Из-за деревьев и кустов в их сторону были направлены стволы оружия. И отсветы пламени высвечивали из темноты лица целящихся людей. Это были их люди. И братья Ханы среди них. Ближе всех стояла Жанна. Она чуть наклонилась вперед и пристально смотрела на сидящих у костра.
– Тихо, мальчики, не шевелитесь, – совсем не громким, но очень убедительным голосом проговорила она.
– Что все это значит? – строго спросил Сапрыкин.
– Я же сказала… Тихо… Молчите и не двигайтесь. Как только я крикну «вниз», вы должны не мешкая упасть вперед, распластаться на земле и ни в коем случае не подниматься.
– Перед нами костер, Жанна. Что вообще происходит? – произнес Горин, в голове которого сейчас крутилась мысль о фразе Евгения Анатольевича, когда он вскользь упомянул, что кто-то против приморского квартета может поднять бунт.
– Вам придется постараться не упасть в костер. Делайте, как я говорю.
Глава 13Демон
– Никита, напиши им, чтоб шноркель на два метра опустили! Иначе я клапан не достану! – крикнул Самсонов.
Он находился в шлюпке, которую пришвартовали к причальной тумбе носом. Еще одну веревку, привязанную к корме шлюпки, он собирался обмотать вокруг торчащего из воды шноркеля, дабы прочно зафиксировать свое рабочее место на воде.
Прожектор на тральщике все-таки удалось включить, и теперь он хорошо освещал причал, перископ, школьную доску и емкость, в которую канистрами и ведрами таскали дизельное топливо.
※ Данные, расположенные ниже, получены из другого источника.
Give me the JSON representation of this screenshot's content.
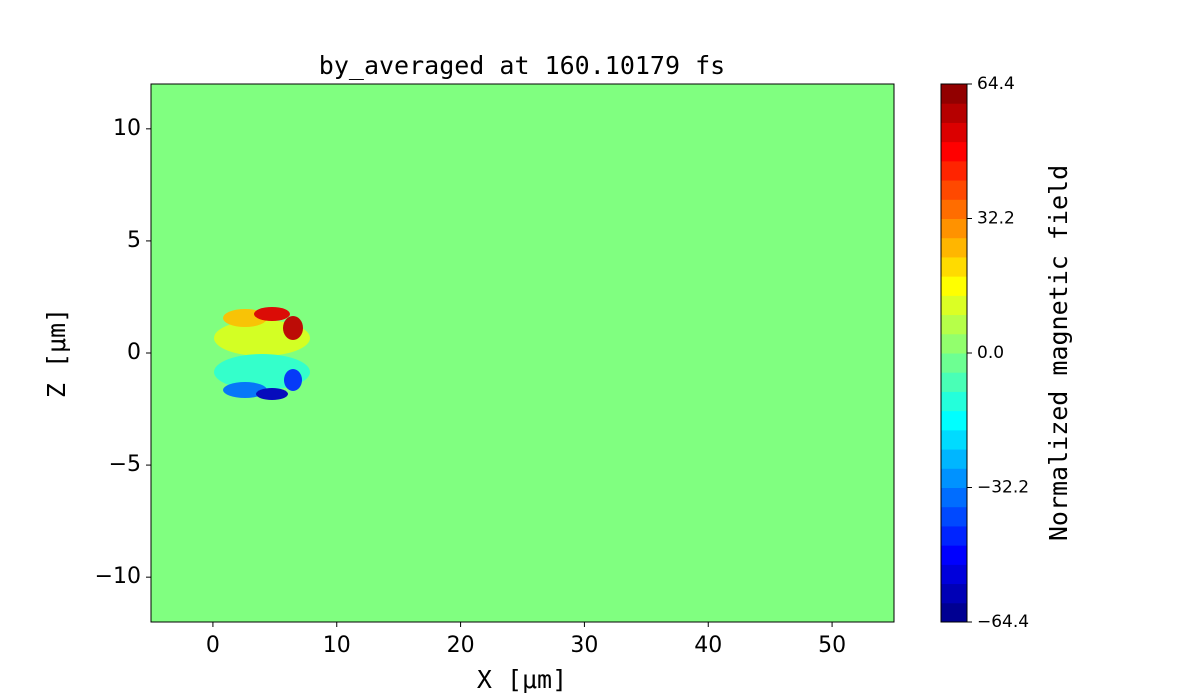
{
  "chart_data": {
    "type": "heatmap",
    "title": "by_averaged at 160.10179 fs",
    "xlabel": "X [μm]",
    "ylabel": "Z [μm]",
    "xlim": [
      -5,
      55
    ],
    "xticks": [
      0,
      10,
      20,
      30,
      40,
      50
    ],
    "ylim": [
      -12,
      12
    ],
    "yticks": [
      {
        "value": -10,
        "label": "−10"
      },
      {
        "value": -5,
        "label": "−5"
      },
      0,
      5,
      10
    ],
    "colormap": "jet",
    "colorbar": {
      "label": "Normalized magnetic field",
      "lim": [
        -64.4,
        64.4
      ],
      "ticks": [
        {
          "value": -64.4,
          "label": "−64.4"
        },
        {
          "value": -32.2,
          "label": "−32.2"
        },
        {
          "value": 0,
          "label": "0.0"
        },
        32.2,
        64.4
      ]
    }
  }
}
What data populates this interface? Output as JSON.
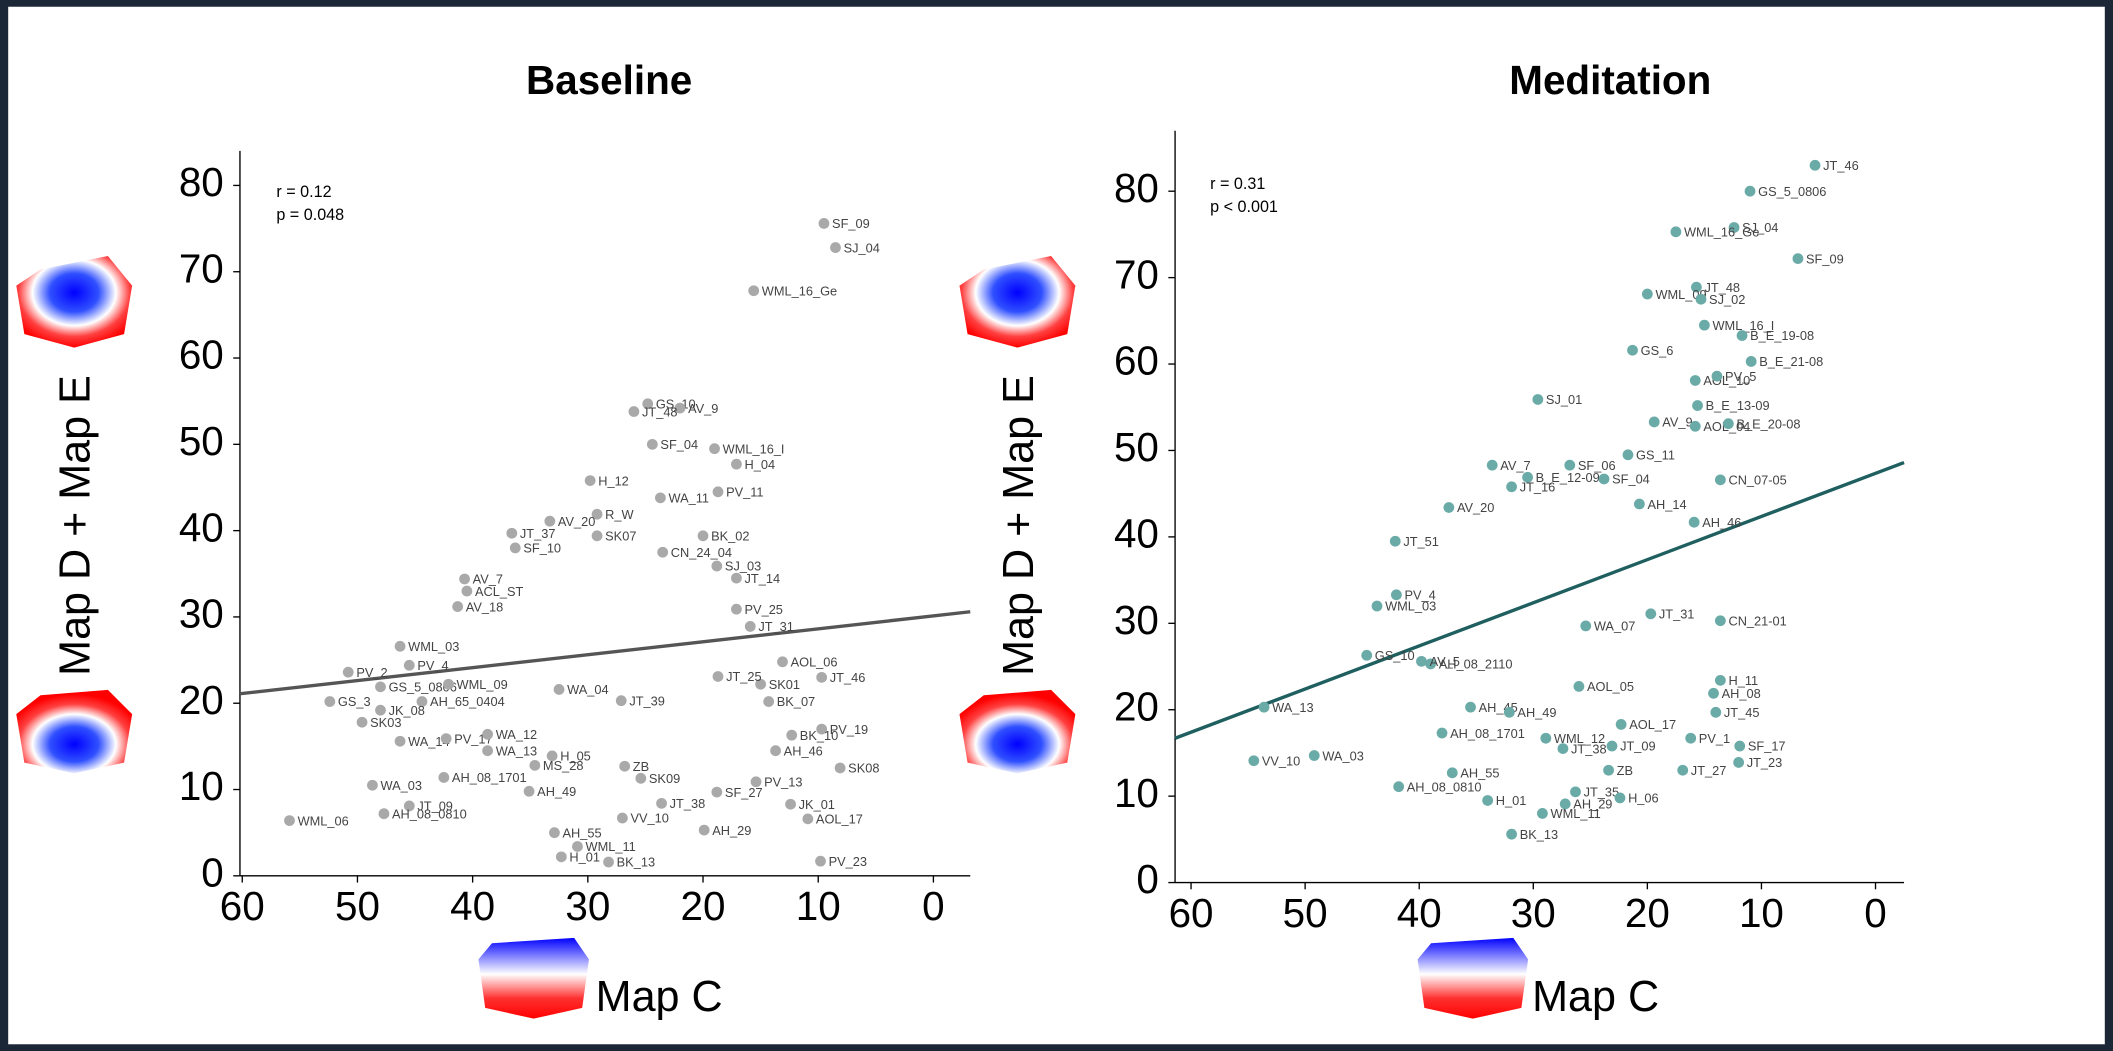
{
  "chart_data": [
    {
      "type": "scatter",
      "title": "Baseline",
      "x_label": "Map C",
      "y_label": "Map D + Map E",
      "annotations": [
        "r = 0.12",
        "p = 0.048"
      ],
      "color": "#a9a9a9",
      "labels": [
        "SF_09",
        "SJ_04",
        "WML_16_Ge",
        "GS_10",
        "AV_9",
        "JT_48",
        "SF_04",
        "WML_16_I",
        "H_04",
        "H_12",
        "PV_11",
        "WA_11",
        "R_W",
        "AV_20",
        "JT_37",
        "SK07",
        "BK_02",
        "SF_10",
        "CN_24_04",
        "SJ_03",
        "JT_14",
        "AV_7",
        "AV_18",
        "PV_25",
        "JT_31",
        "WML_03",
        "PV_2",
        "PV_4",
        "AOL_06",
        "JT_46",
        "GS_5_0806",
        "WML_09",
        "GS_3",
        "SK01",
        "BK_07",
        "AH_65_0404",
        "JK_08",
        "SK03",
        "PV_19",
        "BK_10",
        "WA_14",
        "PV_17",
        "WA_12",
        "AH_46",
        "WA_13",
        "H_05",
        "SK08",
        "MS_28",
        "ZB",
        "SK09",
        "AH_08_1701",
        "PV_13",
        "WA_03",
        "AH_49",
        "SF_27",
        "JT_09",
        "JT_38",
        "JK_01",
        "WML_06",
        "AH_08_0810",
        "AOL_17",
        "VV_10",
        "AH_29",
        "AH_55",
        "WML_11",
        "H_01",
        "BK_13",
        "PV_23",
        "JT_39",
        "WA_04",
        "JT_25",
        "ACL_ST"
      ],
      "x": [
        9.5,
        8.5,
        15.6,
        24.8,
        22,
        26,
        24.4,
        19,
        17.1,
        29.8,
        18.7,
        23.7,
        29.2,
        33.3,
        36.6,
        29.2,
        20,
        36.3,
        23.5,
        18.8,
        17.1,
        40.7,
        41.3,
        17.1,
        15.9,
        46.3,
        50.8,
        45.5,
        13.1,
        9.7,
        48,
        42.1,
        52.4,
        15,
        14.3,
        44.4,
        48,
        49.6,
        9.7,
        12.3,
        46.3,
        42.3,
        38.7,
        13.7,
        38.7,
        33.1,
        8.1,
        34.6,
        26.8,
        25.4,
        42.5,
        15.4,
        48.7,
        35.1,
        18.8,
        45.5,
        23.6,
        12.4,
        55.9,
        47.7,
        10.9,
        27,
        19.9,
        32.9,
        30.9,
        32.3,
        28.2,
        9.8,
        27.1,
        32.5,
        18.7,
        40.5
      ],
      "y": [
        75.6,
        72.8,
        67.8,
        54.7,
        54.2,
        53.8,
        50,
        49.5,
        47.7,
        45.8,
        44.5,
        43.8,
        41.9,
        41.1,
        39.7,
        39.4,
        39.4,
        38,
        37.5,
        35.9,
        34.5,
        34.4,
        31.2,
        30.9,
        28.9,
        26.6,
        23.6,
        24.4,
        24.8,
        23,
        21.9,
        22.2,
        20.2,
        22.2,
        20.2,
        20.2,
        19.2,
        17.8,
        17,
        16.3,
        15.6,
        15.9,
        16.4,
        14.5,
        14.5,
        13.9,
        12.5,
        12.8,
        12.7,
        11.3,
        11.4,
        10.9,
        10.5,
        9.8,
        9.7,
        8.1,
        8.4,
        8.3,
        6.4,
        7.2,
        6.6,
        6.7,
        5.3,
        5,
        3.4,
        2.2,
        1.6,
        1.7,
        20.3,
        21.6,
        23.1,
        33
      ],
      "trendline": {
        "x": [
          60.2,
          -3.2
        ],
        "y": [
          21.1,
          30.6
        ],
        "color": "#555555"
      },
      "xlim": [
        60.2,
        -3.2
      ],
      "ylim": [
        0,
        84
      ],
      "xticks": [
        60,
        50,
        40,
        30,
        20,
        10,
        0
      ],
      "yticks": [
        0,
        10,
        20,
        30,
        40,
        50,
        60,
        70,
        80
      ]
    },
    {
      "type": "scatter",
      "title": "Meditation",
      "x_label": "Map C",
      "y_label": "Map D + Map E",
      "annotations": [
        "r = 0.31",
        "p < 0.001"
      ],
      "color": "#6aaba8",
      "labels": [
        "JT_46",
        "GS_5_0806",
        "SJ_04",
        "WML_16_Ge",
        "SF_09",
        "JT_48",
        "WML_09",
        "SJ_02",
        "WML_16_I",
        "B_E_19-08",
        "GS_6",
        "B_E_21-08",
        "AOL_10",
        "PV_5",
        "SJ_01",
        "B_E_13-09",
        "AV_9",
        "AOL_04",
        "B_E_20-08",
        "GS_11",
        "AV_7",
        "SF_06",
        "B_E_12-09",
        "JT_16",
        "SF_04",
        "CN_07-05",
        "AH_14",
        "AV_20",
        "AH_46",
        "JT_51",
        "PV_4",
        "WML_03",
        "CN_21-01",
        "GS_10",
        "AH_08_2110",
        "WA_13",
        "AH_45",
        "AH_49",
        "H_11",
        "AH_08",
        "JT_45",
        "AH_08_1701",
        "AOL_17",
        "PV_1",
        "SF_17",
        "WML_12",
        "JT_38",
        "JT_09",
        "VV_10",
        "WA_03",
        "JT_23",
        "JT_27",
        "ZB",
        "AH_55",
        "AH_08_0810",
        "JT_35",
        "H_06",
        "H_01",
        "AH_29",
        "WML_11",
        "BK_13",
        "JT_31",
        "AV_5",
        "AOL_05",
        "WA_07"
      ],
      "x": [
        5.3,
        11,
        12.4,
        17.5,
        6.8,
        15.7,
        20,
        15.3,
        15,
        11.7,
        21.3,
        10.9,
        15.8,
        13.9,
        29.6,
        15.6,
        19.4,
        15.8,
        12.9,
        21.7,
        33.6,
        26.8,
        30.5,
        31.9,
        23.8,
        13.6,
        20.7,
        37.4,
        15.9,
        42.1,
        42,
        43.7,
        13.6,
        44.6,
        39,
        53.6,
        35.5,
        32.1,
        13.6,
        14.2,
        14,
        38,
        22.3,
        16.2,
        11.9,
        28.9,
        27.4,
        23.1,
        54.5,
        49.2,
        12,
        16.9,
        23.4,
        37.1,
        41.8,
        26.3,
        22.4,
        34,
        27.2,
        29.2,
        31.9,
        19.7,
        39.8,
        26,
        25.4
      ],
      "y": [
        83,
        80,
        75.8,
        75.3,
        72.2,
        68.9,
        68.1,
        67.5,
        64.5,
        63.3,
        61.6,
        60.3,
        58.1,
        58.6,
        55.9,
        55.2,
        53.3,
        52.8,
        53.1,
        49.5,
        48.3,
        48.3,
        46.9,
        45.8,
        46.7,
        46.6,
        43.8,
        43.4,
        41.7,
        39.5,
        33.3,
        32,
        30.3,
        26.3,
        25.3,
        20.3,
        20.3,
        19.7,
        23.4,
        21.9,
        19.7,
        17.3,
        18.3,
        16.7,
        15.8,
        16.7,
        15.5,
        15.8,
        14.1,
        14.7,
        13.9,
        13,
        13,
        12.7,
        11.1,
        10.5,
        9.8,
        9.5,
        9.1,
        8,
        5.6,
        31.1,
        25.6,
        22.7,
        29.7
      ],
      "trendline": {
        "x": [
          61.4,
          -2.5
        ],
        "y": [
          16.7,
          48.6
        ],
        "color": "#1f5f5f"
      },
      "xlim": [
        61.4,
        -2.5
      ],
      "ylim": [
        0,
        87
      ],
      "xticks": [
        60,
        50,
        40,
        30,
        20,
        10,
        0
      ],
      "yticks": [
        0,
        10,
        20,
        30,
        40,
        50,
        60,
        70,
        80
      ]
    }
  ]
}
Солярку несли не только с корабля. Узнав о беде, в которую попали несколько жителей Приморского, из Вилючинска отправили телегу с двумя полными двухсотлитровыми бочками. Помня об угрозе зверя, вилючинцы выделили повозке и внушительное охранение – шесть вооруженных человек.
Вишневский написал на доске то, что просил Самсонов. Однако реакции от людей, находящихся в подводной лодке, не последовало.
– Палыч, они, наверное, отошли от перископа. Позови их как-нибудь.
– Сейчас я их позову, – закряхтел мичман и принялся рыться в своих инструментах, сложенных на дне шлюпки. – Сейчас я их так позову…
Он поднял здоровенный разводной ключ и шарахнул им по шноркелю. Затем еще и еще раз.
– Ты чего творишь?! – воскликнул Никита. – Аккуратней!
– Да нормально все, – отмахнулся Самсонов.
Перископ вдруг повернулся, чуть опустился и уставился на мичмана. Самсонов схватился руками за смотровую трубу и, едва не уткнувшись лицом в стекло перископа, заорал:
– Полундра[57], парни! Доску читайте!
Едва ли в лодке могли услышать вопли мичмана, да и разглядеть его физиономию, заслонившую не только свет прожектора, но и весь мир. Однако перископ поднялся и повернулся в сторону причала. Теперь они наверняка могли прочитать то, что написал на доске Вишневский. Еще через пару минут шноркель все же опустился настолько, что Самсонов мог спокойно демонтировать систему клапанов. Он обвязал вторую веревку своей шлюпки вокруг шноркеля и приступил к работе.